Der Einbeziehung des Bescheides in die Bestimmtheitsprüfung steht nicht entgegen, dass dieser (erst) im Überprüfungsverfahren erging. Dabei kann dahinstehen, ob die Frage der Bestimmtheit eines Aufhebungs- und Erstattungsbescheides überhaupt im Rahmen eines Überprüfungsverfahrens gerügt werden kann (vgl. LSG Nordrhein-Westfalen, Beschluss vom 22. März 2013, Az.: L 19 AS 2278/12 NZB m.w.N.). Dem mit dem Verfahren nach § 44 SGB X verfolgten Zweck ist ausreichend Rechnung getragen, wenn im Überprüfungsverfahren der Regelungsinhalt des Ausgangsbescheides präzisiert und damit dem Bestimmtheitserfordernis genügt wird. Denn Normzweck des § 44 SGB X ist die Verwirklichung der materiellen Gerechtigkeit zugunsten des Bürgers, nicht aber die Wiedereinsetzung in den vorigen Stand bei versäumter Rechtsbehelfsfrist. Ansonsten könnten im Übrigen Hilfebedürftige, die einen Aufhebungs- und Erstattungsbescheid bestandskräftig werden lassen und die mangelnde Bestimmtheit erstmals im Überprüfungsverfahren beanstanden, besser gestellt sein als diejenigen, die gegen den Bescheid mit derselben Begründung Widerspruch erheben. Denn im letztgenannten Fall hätte die Behörde Gelegenheit, die mangelnde Bestimmtheit zu heilen und die "Entscheidung" darüber, in welcher Höhe monatlich jeweils Leistungen aufgehoben werden, im Widerspruchsverfahren nachzuholen.

Da sonstige Anhaltspunkte für eine Rechtswidrigkeit des hier zu überprüfenden Bescheids nicht bestehen, würde dessen Aufhebung nicht zu der mit § 44 SGB X bezweckten Herstellung der materiellen Gerechtigkeit führen, sondern diesem Zweck geradezu zuwiderlaufen, weil die Klägerin Leistungen behalten dürfte, die der Beklagte zu Recht aufgehoben hat und deren Erstattung er zu Recht verlangt. Denn nach dem in § 44 SGB X enthaltenen Restitutionsgedanken ist der Berechtigte so zu stellen, als hätte die Verwaltung von vornherein richtig entschieden (Waschull in Diering/Timme/Waschull, SGB X, 3. Aufl., Rn. 2 zu § 44 m.w.N.). Dann aber wäre der Aufhebungs- und Erstattungsbescheid in Bezug auf den auf die Klägerin entfallenen Teil rechtmäßig.
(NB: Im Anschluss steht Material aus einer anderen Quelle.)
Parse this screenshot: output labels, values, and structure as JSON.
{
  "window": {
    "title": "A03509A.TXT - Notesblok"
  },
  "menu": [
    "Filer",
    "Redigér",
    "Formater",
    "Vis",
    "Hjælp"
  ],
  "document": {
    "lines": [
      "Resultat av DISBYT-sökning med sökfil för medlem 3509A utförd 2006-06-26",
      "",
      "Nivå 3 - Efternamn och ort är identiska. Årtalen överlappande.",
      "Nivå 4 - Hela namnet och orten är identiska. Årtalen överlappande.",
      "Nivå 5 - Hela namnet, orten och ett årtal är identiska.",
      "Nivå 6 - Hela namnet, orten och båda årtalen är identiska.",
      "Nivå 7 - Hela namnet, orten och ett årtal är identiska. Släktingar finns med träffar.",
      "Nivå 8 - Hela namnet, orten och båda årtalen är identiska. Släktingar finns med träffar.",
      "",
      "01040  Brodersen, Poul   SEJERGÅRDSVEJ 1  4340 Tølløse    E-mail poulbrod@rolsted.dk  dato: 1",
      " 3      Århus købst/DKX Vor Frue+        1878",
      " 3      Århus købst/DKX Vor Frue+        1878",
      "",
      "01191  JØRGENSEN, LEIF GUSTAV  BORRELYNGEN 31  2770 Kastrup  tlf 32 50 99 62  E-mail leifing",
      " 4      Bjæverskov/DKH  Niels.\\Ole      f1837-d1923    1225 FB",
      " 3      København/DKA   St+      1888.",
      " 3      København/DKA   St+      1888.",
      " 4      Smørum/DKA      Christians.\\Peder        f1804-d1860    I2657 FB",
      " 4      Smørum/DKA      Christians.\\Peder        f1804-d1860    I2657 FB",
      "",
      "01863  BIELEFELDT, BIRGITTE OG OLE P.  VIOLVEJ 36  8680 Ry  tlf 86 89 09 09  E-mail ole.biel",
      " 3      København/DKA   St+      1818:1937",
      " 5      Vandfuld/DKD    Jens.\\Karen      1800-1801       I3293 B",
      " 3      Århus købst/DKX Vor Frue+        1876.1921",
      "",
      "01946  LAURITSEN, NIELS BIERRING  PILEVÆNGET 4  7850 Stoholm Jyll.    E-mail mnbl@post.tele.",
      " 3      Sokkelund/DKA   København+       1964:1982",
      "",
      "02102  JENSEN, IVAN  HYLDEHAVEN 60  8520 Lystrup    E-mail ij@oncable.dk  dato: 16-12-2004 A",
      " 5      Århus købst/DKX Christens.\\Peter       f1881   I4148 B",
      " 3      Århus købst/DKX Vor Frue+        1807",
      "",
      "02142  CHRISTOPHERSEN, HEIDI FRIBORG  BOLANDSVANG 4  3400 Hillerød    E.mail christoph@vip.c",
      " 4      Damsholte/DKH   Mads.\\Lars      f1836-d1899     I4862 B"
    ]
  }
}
Unschädlich ist, dass der Beklagte in der "Betreff-Zeile" des Bescheides vom 28. Juli 2006 lediglich die ursprünglichen Bewilligungsbescheide vom 14. April 2005 und vom 01. November 2005 und nicht auch die Änderungsbescheide ausdrücklich aufgeführt hat. Denn aus dem Inhalt der weiteren Begründung des Bescheides ("Die Entscheidungen über die Bewilligung von Leistungen werden teilweise aufgehoben.") ergibt sich für den objektiven Empfänger unzweideutig, dass auch die jeweils ergangenen Änderungsbescheide erfasst sein sollten, die für jeweils für die jeweiligen Bewilligungsabschnitte geringfügig andere Leistungen festlegten (vgl. BSG, Urteil vom 10. September 2013, Az.: B 4 AS 89/12, Rn. 16, juris).

Die Kostenentscheidung folgt aus § 193 SGG.

Die Revision war nicht zuzulassen, da die Voraussetzungen des § 160 SGG nicht vorliegen.